Updated: Jan 4
What a rich and robust sauce, so satisfying and very ‘meaty’. This recipe is an adaption from my cookbook of the Walnut Ragu Lasagne. You’ll need a food processor to create the walnut mince.
2 cups walnuts
1 ½ slices of bread, broken into pieces
1 tablespoon stock powder (I like using Massel beef-style stock)
1 teaspoon garlic powder (or ½ garlic clove, crushed)
1 teaspoon dried Italian herbs or a handful of fresh parsley
3 tablespoons olive oil
3 cups tinned tomatoes or passata
few drops of liquid smoke (optional)
salt and cracked black pepper to taste
cooked pasta for 4 people
Into a large food processor or blender, add the walnuts, bread, stock powder, garlic and herbs.
Process until the mixture resembles fine mince crumbs. I like the texture to be somewhere between a fine and chunky grain.
Into a fry pan, heat the oil and add the walnut mince.
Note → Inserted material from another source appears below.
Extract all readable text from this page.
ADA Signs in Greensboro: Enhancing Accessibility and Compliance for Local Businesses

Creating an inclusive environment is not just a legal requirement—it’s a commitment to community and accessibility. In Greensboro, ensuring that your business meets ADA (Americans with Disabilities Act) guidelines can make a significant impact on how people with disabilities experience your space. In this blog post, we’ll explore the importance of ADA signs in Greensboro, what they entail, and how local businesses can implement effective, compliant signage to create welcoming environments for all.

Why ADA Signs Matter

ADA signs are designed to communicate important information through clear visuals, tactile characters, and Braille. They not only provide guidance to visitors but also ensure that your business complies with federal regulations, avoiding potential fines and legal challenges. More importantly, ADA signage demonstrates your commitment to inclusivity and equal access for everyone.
Allow the mince to brown for several minutes, stirring often to prevent from burning. You want a golden brown, toasted colour.
Add the tomatoes and liquid smoke if using and simmer for 3-5 minutes, stirring occasionally. Add ½ cup of water to prevent from drying out.
Before turning off the heat, check the seasonings, adding a dash more salt and cracked black pepper.
Stir through the cooked pasta. Ensure you have a robust pasta shape that can take the heaviness of this ragu. You’re going to love this rich vegan version of a ragu.